Wer könnte hiergegen schon einen Einwand wagen, dagegen opponieren oder auch nur das Wort an sich zu relativieren trachten? Die Freiheit des Einzelnen – so lautet der einhellige Konsens – findet allenfalls dort seine Begrenzung, wo die Freiheit des Nächsten eingeschränkt wird. Aber, stimmt das wirklich?
Unterzieht man diesen Begriff einer genaueren Analyse, so stellt er sich als weitaus komplexer und differenzierter dar, als dies sein allgemeiner Gebrauch vermuten lässt. Und geradezu alarmieren muss, in welch’ geringem Maße dieser Begriff – entgegen seiner ständigen Beschwörung – tatsächlich verwirklicht und gelebt wird.

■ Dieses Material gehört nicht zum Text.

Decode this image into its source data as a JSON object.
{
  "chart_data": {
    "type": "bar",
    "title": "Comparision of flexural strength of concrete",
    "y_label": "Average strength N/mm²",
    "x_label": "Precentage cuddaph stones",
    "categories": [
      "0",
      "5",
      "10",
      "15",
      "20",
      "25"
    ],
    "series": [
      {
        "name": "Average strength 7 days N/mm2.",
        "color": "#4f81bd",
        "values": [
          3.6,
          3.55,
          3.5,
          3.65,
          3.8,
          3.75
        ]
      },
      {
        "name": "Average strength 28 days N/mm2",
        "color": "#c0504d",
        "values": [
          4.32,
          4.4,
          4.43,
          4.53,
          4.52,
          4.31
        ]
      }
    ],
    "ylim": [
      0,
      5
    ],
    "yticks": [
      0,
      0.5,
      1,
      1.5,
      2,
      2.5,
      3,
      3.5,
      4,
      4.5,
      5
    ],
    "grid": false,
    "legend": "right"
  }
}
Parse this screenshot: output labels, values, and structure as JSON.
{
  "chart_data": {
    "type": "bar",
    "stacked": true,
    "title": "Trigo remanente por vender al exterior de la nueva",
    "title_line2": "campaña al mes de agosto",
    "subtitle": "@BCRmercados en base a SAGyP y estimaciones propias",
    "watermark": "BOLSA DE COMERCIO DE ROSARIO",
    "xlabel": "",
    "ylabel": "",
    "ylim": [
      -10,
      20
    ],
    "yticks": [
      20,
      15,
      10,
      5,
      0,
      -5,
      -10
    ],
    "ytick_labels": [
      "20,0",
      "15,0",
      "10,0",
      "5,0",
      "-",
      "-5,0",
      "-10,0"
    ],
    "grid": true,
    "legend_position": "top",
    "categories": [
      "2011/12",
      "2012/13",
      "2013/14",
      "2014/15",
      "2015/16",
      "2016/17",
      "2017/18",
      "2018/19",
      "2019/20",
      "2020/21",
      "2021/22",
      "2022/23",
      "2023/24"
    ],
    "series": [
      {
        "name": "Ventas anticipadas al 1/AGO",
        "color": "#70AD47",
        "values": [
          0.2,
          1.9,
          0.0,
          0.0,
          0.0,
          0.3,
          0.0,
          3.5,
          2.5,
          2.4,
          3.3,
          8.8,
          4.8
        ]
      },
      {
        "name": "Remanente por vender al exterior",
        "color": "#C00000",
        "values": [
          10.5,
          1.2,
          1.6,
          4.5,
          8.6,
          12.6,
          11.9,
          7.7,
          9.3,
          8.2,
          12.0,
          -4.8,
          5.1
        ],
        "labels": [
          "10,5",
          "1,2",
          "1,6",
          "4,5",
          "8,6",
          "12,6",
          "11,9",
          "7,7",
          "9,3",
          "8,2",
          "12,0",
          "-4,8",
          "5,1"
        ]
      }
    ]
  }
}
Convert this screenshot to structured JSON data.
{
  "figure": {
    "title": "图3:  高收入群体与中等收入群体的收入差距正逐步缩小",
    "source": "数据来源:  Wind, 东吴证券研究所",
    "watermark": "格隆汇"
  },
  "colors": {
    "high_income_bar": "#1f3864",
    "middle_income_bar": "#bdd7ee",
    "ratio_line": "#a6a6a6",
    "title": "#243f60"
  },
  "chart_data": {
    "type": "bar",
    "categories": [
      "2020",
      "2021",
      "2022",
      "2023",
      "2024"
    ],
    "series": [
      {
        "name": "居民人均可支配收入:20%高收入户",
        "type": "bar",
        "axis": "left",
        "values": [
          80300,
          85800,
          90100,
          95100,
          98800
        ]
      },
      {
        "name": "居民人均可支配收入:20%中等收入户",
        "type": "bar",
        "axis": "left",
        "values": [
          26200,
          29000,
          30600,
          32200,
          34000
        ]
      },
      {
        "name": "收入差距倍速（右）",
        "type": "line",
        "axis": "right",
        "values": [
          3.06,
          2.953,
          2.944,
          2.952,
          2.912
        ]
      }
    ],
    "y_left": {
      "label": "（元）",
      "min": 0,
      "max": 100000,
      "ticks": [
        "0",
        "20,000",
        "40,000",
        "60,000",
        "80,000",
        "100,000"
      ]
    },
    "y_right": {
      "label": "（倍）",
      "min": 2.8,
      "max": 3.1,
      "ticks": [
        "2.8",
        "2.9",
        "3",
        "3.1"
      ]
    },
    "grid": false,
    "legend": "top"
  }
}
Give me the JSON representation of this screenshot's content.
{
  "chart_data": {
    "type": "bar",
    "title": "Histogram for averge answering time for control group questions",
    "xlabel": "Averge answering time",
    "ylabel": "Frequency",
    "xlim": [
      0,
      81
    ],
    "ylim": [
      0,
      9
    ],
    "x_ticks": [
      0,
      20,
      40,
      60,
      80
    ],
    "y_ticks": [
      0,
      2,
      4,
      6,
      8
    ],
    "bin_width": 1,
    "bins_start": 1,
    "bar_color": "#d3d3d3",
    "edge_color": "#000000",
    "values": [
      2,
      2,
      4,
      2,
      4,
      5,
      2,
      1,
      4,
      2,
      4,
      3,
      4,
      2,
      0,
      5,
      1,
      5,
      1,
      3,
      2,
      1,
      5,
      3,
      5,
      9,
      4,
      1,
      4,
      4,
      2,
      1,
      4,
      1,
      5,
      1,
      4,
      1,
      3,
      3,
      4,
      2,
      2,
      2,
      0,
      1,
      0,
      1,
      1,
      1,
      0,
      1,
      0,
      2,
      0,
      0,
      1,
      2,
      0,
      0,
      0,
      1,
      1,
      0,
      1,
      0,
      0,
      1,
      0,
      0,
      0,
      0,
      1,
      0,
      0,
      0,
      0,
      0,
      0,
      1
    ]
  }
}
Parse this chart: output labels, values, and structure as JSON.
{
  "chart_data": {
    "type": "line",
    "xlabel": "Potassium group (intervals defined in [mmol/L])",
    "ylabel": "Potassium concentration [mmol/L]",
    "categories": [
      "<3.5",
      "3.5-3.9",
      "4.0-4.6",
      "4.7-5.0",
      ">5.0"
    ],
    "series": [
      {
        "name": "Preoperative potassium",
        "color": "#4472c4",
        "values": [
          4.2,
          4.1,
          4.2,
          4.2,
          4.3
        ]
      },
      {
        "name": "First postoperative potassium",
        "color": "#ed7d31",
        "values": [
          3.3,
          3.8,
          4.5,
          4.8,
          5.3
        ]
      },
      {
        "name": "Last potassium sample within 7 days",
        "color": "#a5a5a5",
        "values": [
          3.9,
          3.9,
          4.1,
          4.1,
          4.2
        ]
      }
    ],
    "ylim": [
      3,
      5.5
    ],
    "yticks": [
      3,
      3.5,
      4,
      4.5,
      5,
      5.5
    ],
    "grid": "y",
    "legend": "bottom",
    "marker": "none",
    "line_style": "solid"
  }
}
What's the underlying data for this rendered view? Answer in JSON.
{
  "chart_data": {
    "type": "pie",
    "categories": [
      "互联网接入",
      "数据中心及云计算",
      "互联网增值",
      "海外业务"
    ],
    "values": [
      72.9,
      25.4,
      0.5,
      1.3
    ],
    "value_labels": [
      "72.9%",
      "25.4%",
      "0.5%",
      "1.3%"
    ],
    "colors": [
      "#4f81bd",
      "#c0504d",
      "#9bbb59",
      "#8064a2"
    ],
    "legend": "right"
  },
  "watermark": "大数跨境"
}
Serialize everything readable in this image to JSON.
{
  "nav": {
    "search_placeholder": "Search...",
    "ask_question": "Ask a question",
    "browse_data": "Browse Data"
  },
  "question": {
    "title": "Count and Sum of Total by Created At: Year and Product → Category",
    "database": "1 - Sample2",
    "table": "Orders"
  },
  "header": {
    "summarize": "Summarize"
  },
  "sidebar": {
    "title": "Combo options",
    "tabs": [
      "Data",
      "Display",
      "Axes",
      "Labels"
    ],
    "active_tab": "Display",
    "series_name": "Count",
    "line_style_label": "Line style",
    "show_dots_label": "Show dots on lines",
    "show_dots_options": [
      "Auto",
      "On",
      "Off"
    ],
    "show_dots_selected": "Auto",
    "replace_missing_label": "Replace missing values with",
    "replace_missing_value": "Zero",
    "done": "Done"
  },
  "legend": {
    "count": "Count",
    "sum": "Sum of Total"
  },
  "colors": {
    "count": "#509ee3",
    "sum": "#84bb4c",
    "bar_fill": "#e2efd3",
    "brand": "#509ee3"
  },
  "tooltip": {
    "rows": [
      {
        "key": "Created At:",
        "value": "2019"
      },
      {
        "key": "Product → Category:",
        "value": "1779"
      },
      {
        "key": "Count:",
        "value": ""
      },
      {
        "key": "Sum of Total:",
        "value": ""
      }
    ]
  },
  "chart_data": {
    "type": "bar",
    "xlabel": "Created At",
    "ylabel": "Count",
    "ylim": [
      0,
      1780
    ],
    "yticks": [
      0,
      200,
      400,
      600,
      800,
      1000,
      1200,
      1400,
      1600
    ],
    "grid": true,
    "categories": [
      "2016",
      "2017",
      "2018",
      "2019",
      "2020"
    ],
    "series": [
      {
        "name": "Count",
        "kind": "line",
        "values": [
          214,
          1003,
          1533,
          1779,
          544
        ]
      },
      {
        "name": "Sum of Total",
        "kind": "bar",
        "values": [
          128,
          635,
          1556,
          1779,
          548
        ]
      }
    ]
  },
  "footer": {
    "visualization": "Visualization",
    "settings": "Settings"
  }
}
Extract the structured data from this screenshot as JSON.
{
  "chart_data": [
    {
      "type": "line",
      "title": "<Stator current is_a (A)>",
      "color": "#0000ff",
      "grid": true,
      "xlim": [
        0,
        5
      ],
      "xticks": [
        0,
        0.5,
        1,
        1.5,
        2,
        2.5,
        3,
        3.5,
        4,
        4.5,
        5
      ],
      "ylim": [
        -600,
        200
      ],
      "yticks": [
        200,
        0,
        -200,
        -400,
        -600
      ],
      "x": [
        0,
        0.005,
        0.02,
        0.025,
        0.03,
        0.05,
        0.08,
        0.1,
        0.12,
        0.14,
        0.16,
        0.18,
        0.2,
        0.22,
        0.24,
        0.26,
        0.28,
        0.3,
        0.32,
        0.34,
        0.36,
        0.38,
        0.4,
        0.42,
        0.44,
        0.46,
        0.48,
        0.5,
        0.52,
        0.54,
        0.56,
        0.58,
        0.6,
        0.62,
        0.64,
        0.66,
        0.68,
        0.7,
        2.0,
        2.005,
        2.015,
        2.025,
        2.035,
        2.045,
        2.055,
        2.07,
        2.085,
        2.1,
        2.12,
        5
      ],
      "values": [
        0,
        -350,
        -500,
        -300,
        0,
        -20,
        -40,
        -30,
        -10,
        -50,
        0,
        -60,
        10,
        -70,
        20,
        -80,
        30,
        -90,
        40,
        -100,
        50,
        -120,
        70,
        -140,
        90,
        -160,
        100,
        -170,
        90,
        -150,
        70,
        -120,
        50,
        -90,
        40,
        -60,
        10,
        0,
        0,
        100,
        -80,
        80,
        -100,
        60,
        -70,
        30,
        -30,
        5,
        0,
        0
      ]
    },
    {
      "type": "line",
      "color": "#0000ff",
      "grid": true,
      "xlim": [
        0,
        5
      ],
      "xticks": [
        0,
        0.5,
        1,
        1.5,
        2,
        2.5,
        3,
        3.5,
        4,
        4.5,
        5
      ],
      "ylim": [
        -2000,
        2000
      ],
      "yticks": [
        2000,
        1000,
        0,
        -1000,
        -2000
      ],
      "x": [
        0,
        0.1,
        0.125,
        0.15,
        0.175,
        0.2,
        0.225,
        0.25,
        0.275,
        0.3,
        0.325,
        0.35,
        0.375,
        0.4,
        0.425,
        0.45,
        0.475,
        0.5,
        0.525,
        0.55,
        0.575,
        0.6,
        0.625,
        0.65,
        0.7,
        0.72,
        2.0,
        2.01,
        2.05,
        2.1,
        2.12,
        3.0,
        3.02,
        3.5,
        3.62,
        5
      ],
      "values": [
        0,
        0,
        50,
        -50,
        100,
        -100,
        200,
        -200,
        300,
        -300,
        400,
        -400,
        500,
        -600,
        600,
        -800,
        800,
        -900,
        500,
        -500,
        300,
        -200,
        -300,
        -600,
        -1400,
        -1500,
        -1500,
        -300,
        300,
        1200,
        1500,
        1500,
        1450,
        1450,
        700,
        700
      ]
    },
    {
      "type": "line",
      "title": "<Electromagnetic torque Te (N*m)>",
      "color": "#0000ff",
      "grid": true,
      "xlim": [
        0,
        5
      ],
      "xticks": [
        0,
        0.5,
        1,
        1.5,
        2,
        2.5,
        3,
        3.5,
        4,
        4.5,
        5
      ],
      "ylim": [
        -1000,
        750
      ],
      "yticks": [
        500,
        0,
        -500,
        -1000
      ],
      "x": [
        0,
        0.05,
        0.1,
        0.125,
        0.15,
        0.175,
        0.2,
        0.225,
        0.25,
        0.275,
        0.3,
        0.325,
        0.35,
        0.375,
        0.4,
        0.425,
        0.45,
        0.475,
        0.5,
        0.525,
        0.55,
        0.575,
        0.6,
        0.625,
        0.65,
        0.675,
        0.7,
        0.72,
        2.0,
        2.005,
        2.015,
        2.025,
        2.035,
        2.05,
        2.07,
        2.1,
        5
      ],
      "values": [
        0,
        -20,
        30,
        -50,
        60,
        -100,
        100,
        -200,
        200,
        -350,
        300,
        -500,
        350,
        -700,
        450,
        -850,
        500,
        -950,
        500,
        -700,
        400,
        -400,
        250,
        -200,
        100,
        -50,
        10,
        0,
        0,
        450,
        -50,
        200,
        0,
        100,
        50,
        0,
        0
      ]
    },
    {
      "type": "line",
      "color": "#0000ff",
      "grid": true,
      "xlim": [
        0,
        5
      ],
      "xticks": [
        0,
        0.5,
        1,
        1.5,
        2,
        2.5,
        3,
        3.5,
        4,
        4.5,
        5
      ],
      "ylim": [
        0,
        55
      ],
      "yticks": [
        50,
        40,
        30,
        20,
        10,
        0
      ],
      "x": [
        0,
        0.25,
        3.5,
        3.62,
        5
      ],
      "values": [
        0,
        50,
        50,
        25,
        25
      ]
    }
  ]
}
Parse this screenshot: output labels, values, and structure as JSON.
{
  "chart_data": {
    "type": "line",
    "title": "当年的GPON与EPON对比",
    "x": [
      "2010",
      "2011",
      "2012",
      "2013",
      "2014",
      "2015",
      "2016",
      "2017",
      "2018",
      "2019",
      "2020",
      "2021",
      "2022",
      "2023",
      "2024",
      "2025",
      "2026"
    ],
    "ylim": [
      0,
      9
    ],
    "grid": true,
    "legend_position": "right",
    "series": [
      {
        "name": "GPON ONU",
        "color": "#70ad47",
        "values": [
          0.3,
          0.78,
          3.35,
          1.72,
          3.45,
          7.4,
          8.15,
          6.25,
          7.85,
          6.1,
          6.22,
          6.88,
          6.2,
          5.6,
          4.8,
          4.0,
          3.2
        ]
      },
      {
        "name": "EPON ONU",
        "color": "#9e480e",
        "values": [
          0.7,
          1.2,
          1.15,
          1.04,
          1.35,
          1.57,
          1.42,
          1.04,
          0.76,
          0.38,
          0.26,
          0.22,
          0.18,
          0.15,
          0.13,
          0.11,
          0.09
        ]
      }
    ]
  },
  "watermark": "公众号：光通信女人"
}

Spätestens dann, wenn dem Begriff Freiheit auch noch der der Sicherheit beigesellt und uns beides im Doppelpack versprochen wird, sollten bei den damit beglückten Rezipienten alle Alarmglocken schrillen; hier kann nämlich nicht mehr von einem nachlässigen Gebrauch der Worte und mangelnder geistiger Durchdringung gesprochen werden, hier geht es vielmehr um Vorsatz und Betrug, bewusste Lüge und Korruption. Sicherheit und Freiheit sind nämlich Antipoden; je mehr vom einen, desto weniger vom anderen!